One of the most interesting challenges I'm still working through is the question of centralized knowledge management. Most enterprises have their documentation scattered across SharePoint, Confluence, internal wikis, and various other systems. Creating a unified ingestion pipeline that can handle this diversity while maintaining consistent vector representations is going to be crucial for broader adoption.

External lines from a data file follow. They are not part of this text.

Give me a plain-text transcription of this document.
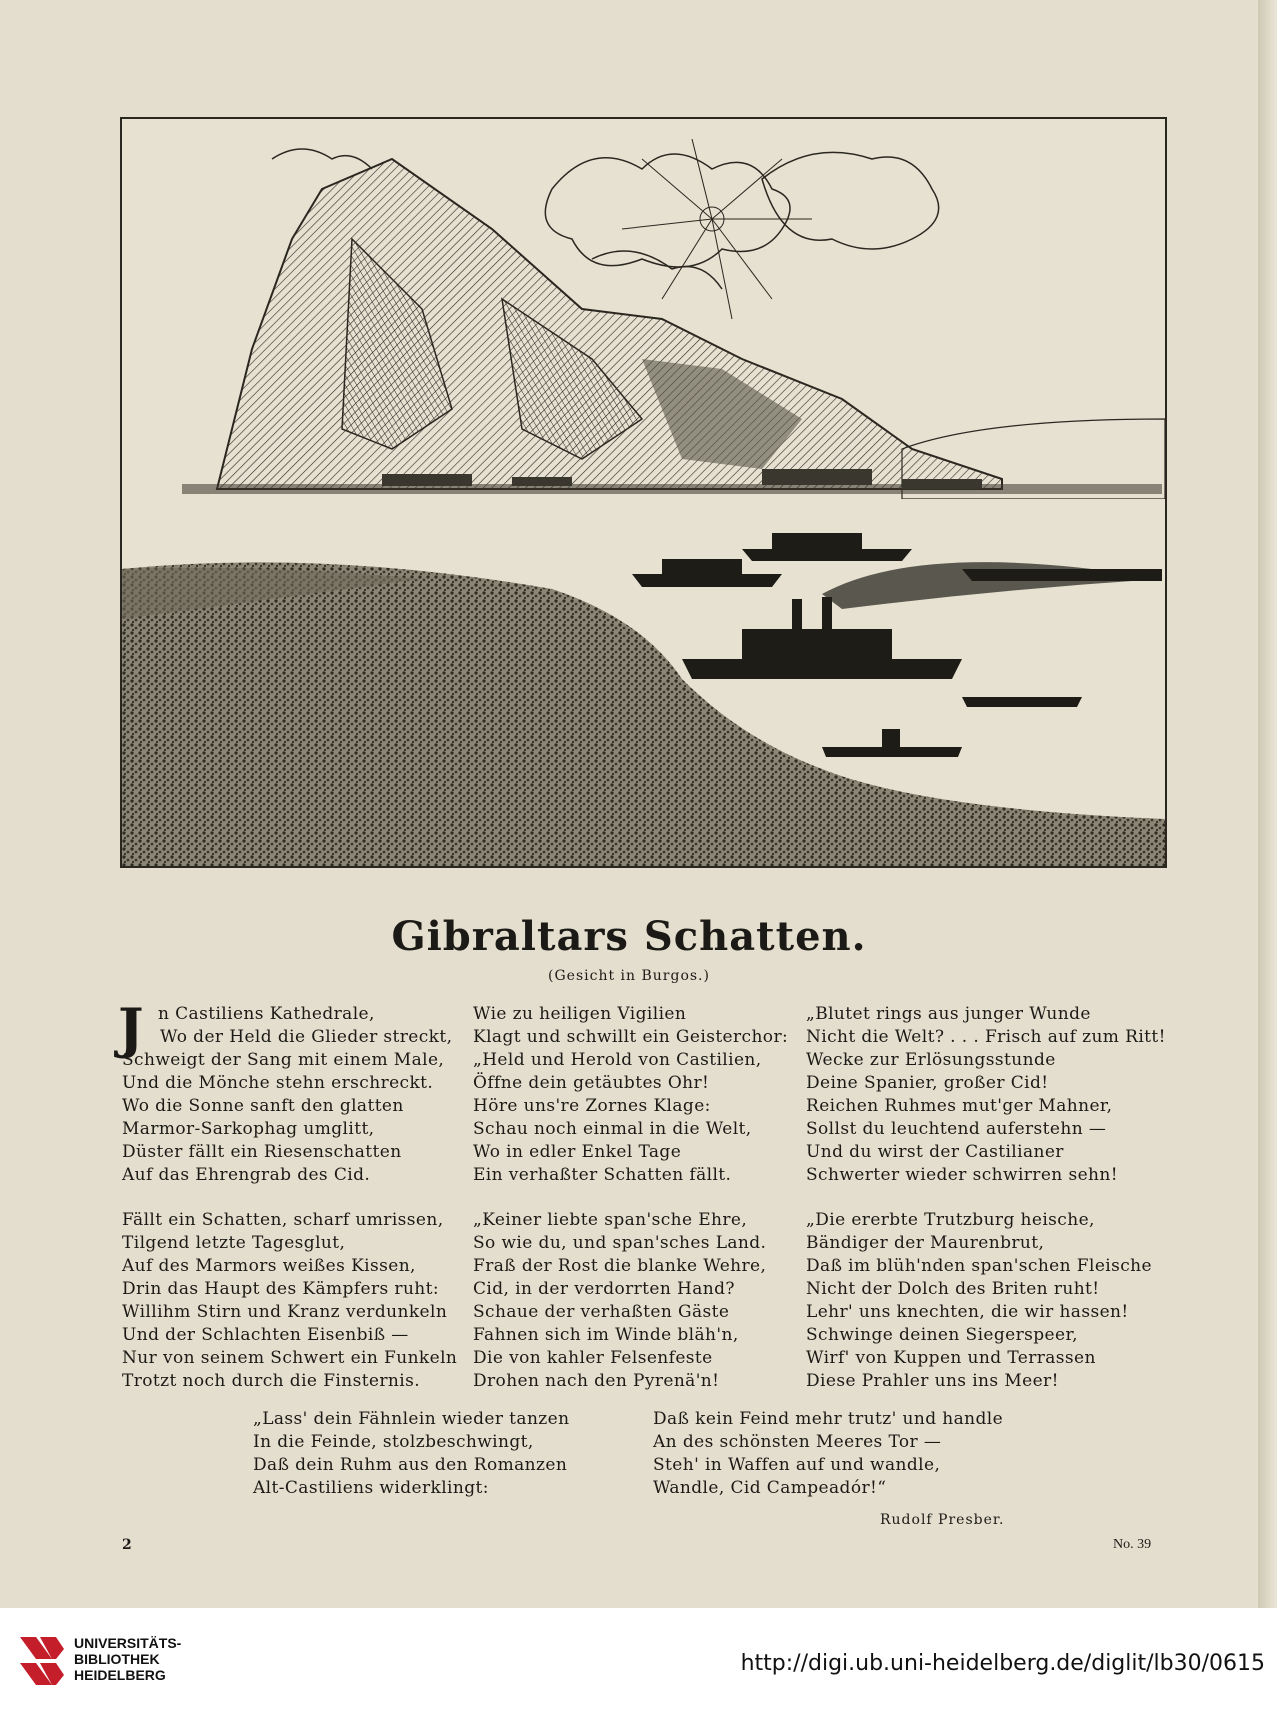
Gibraltars Schatten.
(Gesicht in Burgos.)
J n Castiliens Kathedrale,
Wo der Held die Glieder streckt,
Schweigt der Sang mit einem Male,
Und die Mönche stehn erschreckt.
Wo die Sonne sanft den glatten
Marmor-Sarkophag umglitt,
Düster fällt ein Riesenschatten
Auf das Ehrengrab des Cid.
Fällt ein Schatten, scharf umrissen,
Tilgend letzte Tagesglut,
Auf des Marmors weißes Kissen,
Drin das Haupt des Kämpfers ruht:
Willihm Stirn und Kranz verdunkeln
Und der Schlachten Eisenbiß —
Nur von seinem Schwert ein Funkeln
Trotzt noch durch die Finsternis.
Wie zu heiligen Vigilien
Klagt und schwillt ein Geisterchor:
„Held und Herold von Castilien,
Öffne dein getäubtes Ohr!
Höre uns're Zornes Klage:
Schau noch einmal in die Welt,
Wo in edler Enkel Tage
Ein verhaßter Schatten fällt.
„Keiner liebte span'sche Ehre,
So wie du, und span'sches Land.
Fraß der Rost die blanke Wehre,
Cid, in der verdorrten Hand?
Schaue der verhaßten Gäste
Fahnen sich im Winde bläh'n,
Die von kahler Felsenfeste
Drohen nach den Pyrenä'n!
„Blutet rings aus junger Wunde
Nicht die Welt? . . . Frisch auf zum Ritt!
Wecke zur Erlösungsstunde
Deine Spanier, großer Cid!
Reichen Ruhmes mut'ger Mahner,
Sollst du leuchtend auferstehn —
Und du wirst der Castilianer
Schwerter wieder schwirren sehn!
„Die ererbte Trutzburg heische,
Bändiger der Maurenbrut,
Daß im blüh'nden span'schen Fleische
Nicht der Dolch des Briten ruht!
Lehr' uns knechten, die wir hassen!
Schwinge deinen Siegerspeer,
Wirf' von Kuppen und Terrassen
Diese Prahler uns ins Meer!
„Lass' dein Fähnlein wieder tanzen
In die Feinde, stolzbeschwingt,
Daß dein Ruhm aus den Romanzen
Alt-Castiliens widerklingt:
Daß kein Feind mehr trutz' und handle
An des schönsten Meeres Tor —
Steh' in Waffen auf und wandle,
Wandle, Cid Campeadór!“
Rudolf Presber.
2	No. 39
UNIVERSITÄTS-
BIBLIOTHEK
HEIDELBERG	http://digi.ub.uni-heidelberg.de/diglit/lb30/0615
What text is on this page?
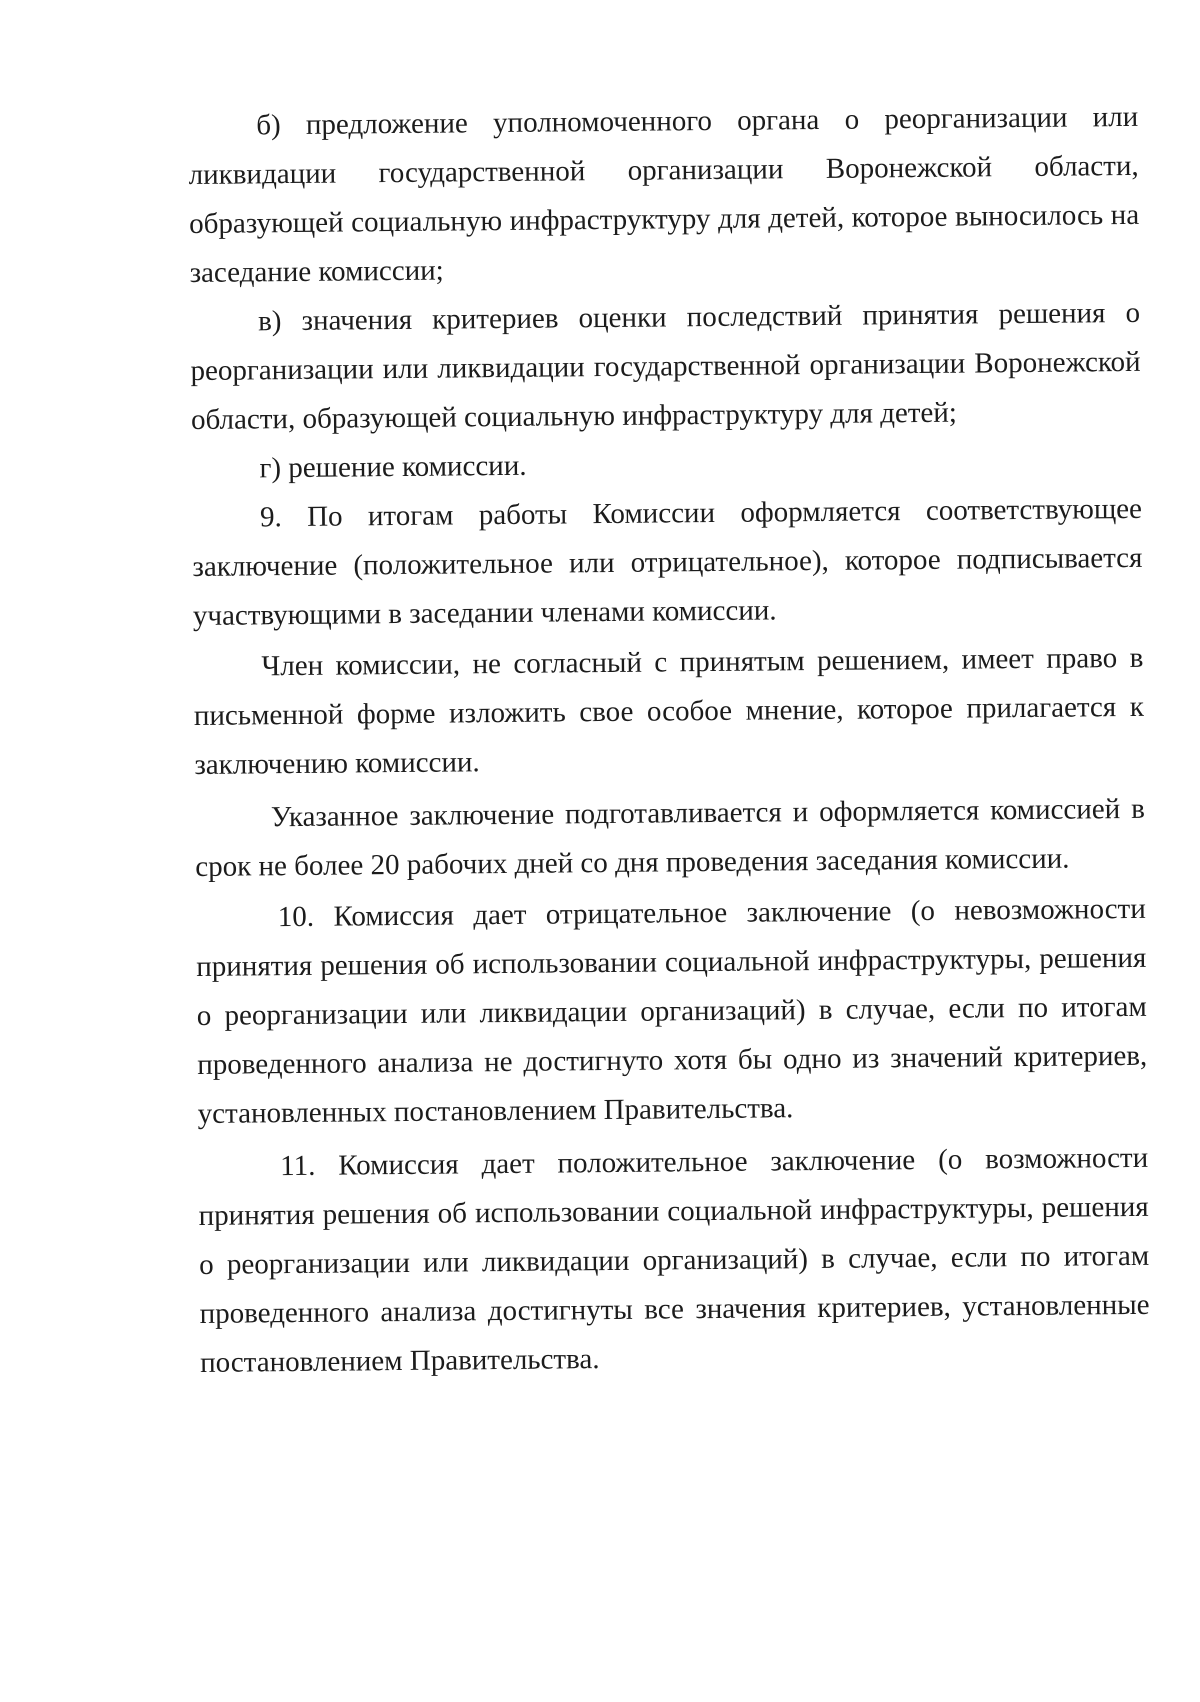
б) предложение уполномоченного органа о реорганизации или ликвидации государственной организации Воронежской области, образующей социальную инфраструктуру для детей, которое выносилось на заседание комиссии;

в) значения критериев оценки последствий принятия решения о реорганизации или ликвидации государственной организации Воронежской области, образующей социальную инфраструктуру для детей;

г) решение комиссии.

9. По итогам работы Комиссии оформляется соответствующее заключение (положительное или отрицательное), которое подписывается участвующими в заседании членами комиссии.

Член комиссии, не согласный с принятым решением, имеет право в письменной форме изложить свое особое мнение, которое прилагается к заключению комиссии.

Указанное заключение подготавливается и оформляется комиссией в срок не более 20 рабочих дней со дня проведения заседания комиссии.

10. Комиссия дает отрицательное заключение (о невозможности принятия решения об использовании социальной инфраструктуры, решения о реорганизации или ликвидации организаций) в случае, если по итогам проведенного анализа не достигнуто хотя бы одно из значений критериев, установленных постановлением Правительства.

11. Комиссия дает положительное заключение (о возможности принятия решения об использовании социальной инфраструктуры, решения о реорганизации или ликвидации организаций) в случае, если по итогам проведенного анализа достигнуты все значения критериев, установленные постановлением Правительства.
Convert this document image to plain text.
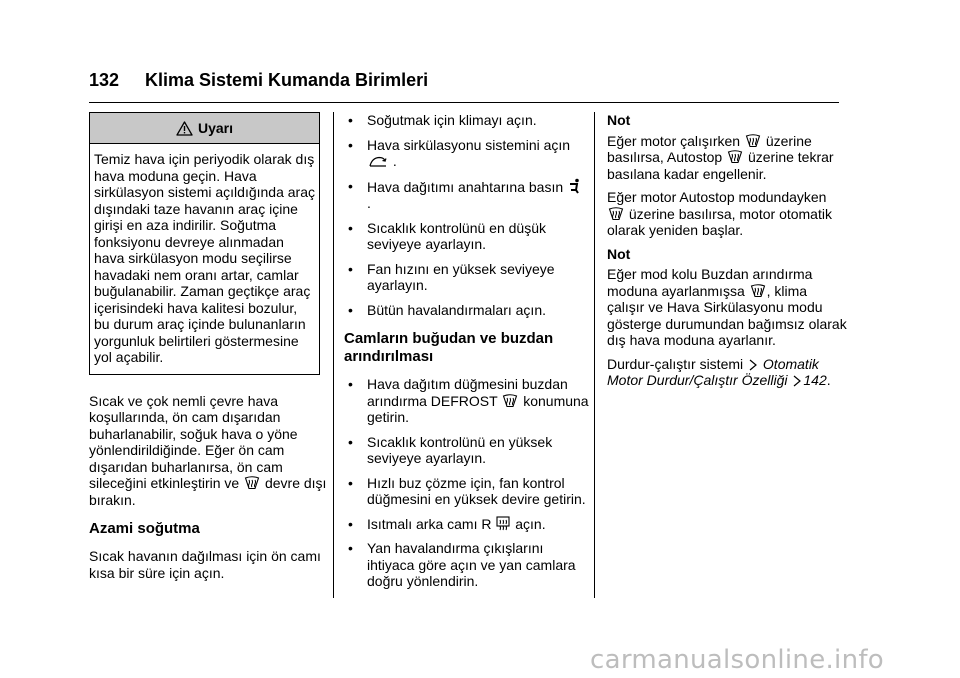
132 Klima Sistemi Kumanda Birimleri
Uyarı
Temiz hava için periyodik olarak dış hava moduna geçin. Hava sirkülasyon sistemi açıldığında araç dışındaki taze havanın araç içine girişi en aza indirilir. Soğutma fonksiyonu devreye alınmadan hava sirkülasyon modu seçilirse havadaki nem oranı artar, camlar buğulanabilir. Zaman geçtikçe araç içerisindeki hava kalitesi bozulur, bu durum araç içinde bulunanların yorgunluk belirtileri göstermesine yol açabilir.

Sıcak ve çok nemli çevre hava koşullarında, ön cam dışarıdan buharlanabilir, soğuk hava o yöne yönlendirildiğinde. Eğer ön cam dışarıdan buharlanırsa, ön cam sileceğini etkinleştirin ve devre dışı bırakın.

Azami soğutma

Sıcak havanın dağılması için ön camı kısa bir süre için açın.

• Soğutmak için klimayı açın.
• Hava sirkülasyonu sistemini açın  .
• Hava dağıtımı anahtarına basın  .
• Sıcaklık kontrolünü en düşük seviyeye ayarlayın.
• Fan hızını en yüksek seviyeye ayarlayın.
• Bütün havalandırmaları açın.
Camların buğudan ve buzdan arındırılması
• Hava dağıtım düğmesini buzdan arındırma DEFROST konumuna getirin.
• Sıcaklık kontrolünü en yüksek seviyeye ayarlayın.
• Hızlı buz çözme için, fan kontrol düğmesini en yüksek devire getirin.
• Isıtmalı arka camı R açın.
• Yan havalandırma çıkışlarını ihtiyaca göre açın ve yan camlara doğru yönlendirin.
Not

Eğer motor çalışırken üzerine basılırsa, Autostop üzerine tekrar basılana kadar engellenir.

Eğer motor Autostop modundayken  üzerine basılırsa, motor otomatik olarak yeniden başlar.

Not

Eğer mod kolu Buzdan arındırma moduna ayarlanmışsa , klima çalışır ve Hava Sirkülasyonu modu gösterge durumundan bağımsız olarak dış hava moduna ayarlanır.

Durdur-çalıştır sistemi Otomatik Motor Durdur/Çalıştır Özelliği 142.

carmanualsonline.info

While finalizing the client implementation for the MVP, I opted for a streamlined approach to the client-side implementation. Rather than creating separate endpoints for search and response generation, I consolidated everything into a single Salesforce API. This API handles both the knowledge article search and LLM response generation, simplifying the architecture significantly. The integration was made even smoother thanks to Salesforce's Models API, which can be accessed directly through Apex. This approach not only reduces complexity but also makes the system more maintainable and easier to debug.

Reflecting back on the journey of this week's progress, I'm genuinely impressed by how Salesforce has democratized RAG implementation. What would have been a complex, multi-month project just a year or two ago can now be accomplished through a series of configurable steps. The platform has abstracted away much of the complexity, making advanced AI capabilities accessible to developers who might not have deep machine learning expertise. It's remarkable to think that developers can now take a PDF document, and through the combination of Einstein Data Libraries, prompt templates, and AgentForce, create an interactive AI system that can intelligently discuss its contents.

Looking at the bigger picture, while Salesforce has made significant strides in rolling out their Generative AI services, their position in the broader AI landscape raises interesting questions. On one hand, they've successfully integrated AI capabilities that are now considered table stakes, putting them in the conversation with tech giants like Google, Microsoft, Amazon, Meta, and Netflix. On the other hand, many of these capabilities have been available from other providers for some time now, which suggests Salesforce might be playing catch-up rather than leading the innovation charge.

However, what Salesforce might lack in being first-to-market, they make up for in enterprise integration and ease of use. Their approach of making complex AI implementations accessible through their familiar platform could prove to be a winning strategy, especially for organizations already invested in their ecosystem.

Looking ahead to 2025, I'm excited about the potential for generative AI to break through in non-tech sectors. As these tools become more integrated into enterprise platforms like Salesforce, we're likely to see innovative applications that deliver tangible ROI across industries. The real breakthrough won't just be in the technology itself, but in how it's applied to solve real-world business problems in practical, measurable ways.